Spijtig genoeg ging het met de speler bij wie alles begon tegen die tijd al hard bergafwaarts. Nog voor het sportieve gezelschap voor een officieel moment werd ontvangen in het Witte Huis zat Cowan alweer thuis, plots bevangen door angstaanvallen. Van de energieke, vredestichtende hippie bleek nog slechts een zielig hoopje mens over.

Teruggekeerd vanuit China werd Cowan ontvangen als een politieke held en die roem moest en zou hij verzilveren. Met een boek, een hippielijn van in China geproduceerde batjes. Ja, er was zelfs even sprake van een eigen tv-programma. Maar Amerika bleek al rap weer uitgekeken op de flamboyante pingponger, die in alle ernst geloofde dat hij de wereld ten goede had verbeterd.

“Ik zou een prima mediator zijn voor een gesprek tussen president Nixon en de Chinese premier Zhou Enlai”, beweerde hij zelfs in een interview met de krant LA Times.

 Dat de twee wereldmachten hem verder niet nodig bleken te hebben, viel de speler zwaar. “Na China leek alles voor Glenn zo nutteloos”, vertelde zijn teamgenoot John Tannehill later. “Hoe zou je het nóg beter kunnen doen dan wereldvrede”

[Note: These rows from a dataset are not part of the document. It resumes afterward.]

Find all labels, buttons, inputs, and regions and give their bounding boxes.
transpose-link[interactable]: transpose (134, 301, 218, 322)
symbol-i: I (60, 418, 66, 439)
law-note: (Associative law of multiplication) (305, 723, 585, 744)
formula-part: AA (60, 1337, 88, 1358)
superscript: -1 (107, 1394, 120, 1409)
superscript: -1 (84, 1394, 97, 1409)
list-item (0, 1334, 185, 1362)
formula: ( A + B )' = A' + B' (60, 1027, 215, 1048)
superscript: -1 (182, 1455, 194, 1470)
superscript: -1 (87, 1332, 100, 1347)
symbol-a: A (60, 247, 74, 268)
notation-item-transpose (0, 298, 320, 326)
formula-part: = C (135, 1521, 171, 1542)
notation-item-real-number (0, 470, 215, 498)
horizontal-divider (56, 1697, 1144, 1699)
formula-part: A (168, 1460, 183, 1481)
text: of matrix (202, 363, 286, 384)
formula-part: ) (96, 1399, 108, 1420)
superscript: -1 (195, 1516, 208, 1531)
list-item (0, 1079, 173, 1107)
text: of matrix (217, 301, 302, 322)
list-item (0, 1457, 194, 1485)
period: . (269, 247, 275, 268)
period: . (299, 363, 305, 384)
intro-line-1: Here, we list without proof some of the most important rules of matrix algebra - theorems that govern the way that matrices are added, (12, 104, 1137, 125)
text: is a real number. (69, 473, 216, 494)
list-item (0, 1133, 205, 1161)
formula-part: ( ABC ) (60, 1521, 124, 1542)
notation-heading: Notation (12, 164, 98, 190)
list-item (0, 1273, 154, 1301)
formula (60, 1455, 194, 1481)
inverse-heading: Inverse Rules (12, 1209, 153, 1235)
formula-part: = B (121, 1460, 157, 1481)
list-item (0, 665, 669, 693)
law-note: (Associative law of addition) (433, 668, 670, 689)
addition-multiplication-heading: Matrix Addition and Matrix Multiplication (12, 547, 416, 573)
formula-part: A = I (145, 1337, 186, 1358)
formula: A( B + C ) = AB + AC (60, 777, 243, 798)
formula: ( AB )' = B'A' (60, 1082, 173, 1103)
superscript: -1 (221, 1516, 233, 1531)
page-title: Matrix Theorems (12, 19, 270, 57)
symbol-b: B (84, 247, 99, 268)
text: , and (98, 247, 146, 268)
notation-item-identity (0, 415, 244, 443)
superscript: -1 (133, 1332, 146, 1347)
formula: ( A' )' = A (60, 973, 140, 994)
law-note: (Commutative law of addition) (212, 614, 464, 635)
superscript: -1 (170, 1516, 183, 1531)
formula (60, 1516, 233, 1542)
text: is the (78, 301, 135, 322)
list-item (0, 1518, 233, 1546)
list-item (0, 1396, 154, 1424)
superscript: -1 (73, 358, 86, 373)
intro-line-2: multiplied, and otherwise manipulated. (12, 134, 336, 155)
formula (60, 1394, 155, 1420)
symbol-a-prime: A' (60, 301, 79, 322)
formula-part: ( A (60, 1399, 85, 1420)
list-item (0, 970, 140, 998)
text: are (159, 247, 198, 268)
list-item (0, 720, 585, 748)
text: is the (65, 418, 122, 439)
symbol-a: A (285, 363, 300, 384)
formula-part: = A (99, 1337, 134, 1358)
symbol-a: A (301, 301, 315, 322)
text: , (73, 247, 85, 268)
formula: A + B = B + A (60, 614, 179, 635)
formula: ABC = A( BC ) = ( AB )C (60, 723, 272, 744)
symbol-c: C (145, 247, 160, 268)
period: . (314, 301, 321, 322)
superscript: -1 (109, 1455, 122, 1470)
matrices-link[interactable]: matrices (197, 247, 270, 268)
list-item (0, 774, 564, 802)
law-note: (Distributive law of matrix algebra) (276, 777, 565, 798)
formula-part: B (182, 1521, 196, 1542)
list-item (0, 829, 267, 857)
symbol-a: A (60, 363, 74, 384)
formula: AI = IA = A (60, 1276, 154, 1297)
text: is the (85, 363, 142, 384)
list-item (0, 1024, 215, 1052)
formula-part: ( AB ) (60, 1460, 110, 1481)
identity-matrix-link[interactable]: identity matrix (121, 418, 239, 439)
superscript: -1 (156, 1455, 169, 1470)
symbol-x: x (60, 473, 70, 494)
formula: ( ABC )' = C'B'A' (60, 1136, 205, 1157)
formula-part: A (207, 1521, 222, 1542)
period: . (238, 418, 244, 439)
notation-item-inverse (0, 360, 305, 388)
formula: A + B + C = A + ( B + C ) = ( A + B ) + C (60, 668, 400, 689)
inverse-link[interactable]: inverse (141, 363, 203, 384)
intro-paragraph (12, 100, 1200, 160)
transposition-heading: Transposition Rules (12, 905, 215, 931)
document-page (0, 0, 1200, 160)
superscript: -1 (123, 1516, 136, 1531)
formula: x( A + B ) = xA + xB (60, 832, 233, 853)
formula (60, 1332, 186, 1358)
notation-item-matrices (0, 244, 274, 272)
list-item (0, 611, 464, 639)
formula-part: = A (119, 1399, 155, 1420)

Gedesillusioneerd stopte Cowan met tafeltennis en terug in de anonimiteit ontspoorde hij al snel volledig in de wereld van de stimulerende middelen. Zo vertelde een vriend eens aan LA Magazine dat Cowan tijdens een bezoek aan een concert van de Rolling Stones serieus beweerde dat hij een spirituele connectie had met zanger Mick Jagger. Zo zou de afkorting MGM volgens Cowan staan voor ‘Mao, Glenn & Mick’.

Hartaanval

Een psychiater stelde niet veel later zowel een bipolaire stoornis als schizofrenie bij Cowan vast. Vanwege zijn grillen, manische uitbarstingen en vele ziekenhuisopnames hield hij daarna amper nog vrienden over. Op 6 april 2004, precies 33 jaar na de dag dat hij uitgenodigd werd door Mao Zedong, stierf hij aan de gevolgen van een hartaanval. Hij was pas 52 jaar oud. De kranten besteedden geen woord aan de dood van de wereldverbeteraar van weleer. Al ver voor zijn overlijden bleek hij vergeten.

Echter niet door iedereen. Moeder Cowan ontving een telefoontje uit Peking, met de condoleances van Zhuang Zedong. De Chinees die hij nooit meer ontmoette, maar een vriend voor het leven bleek.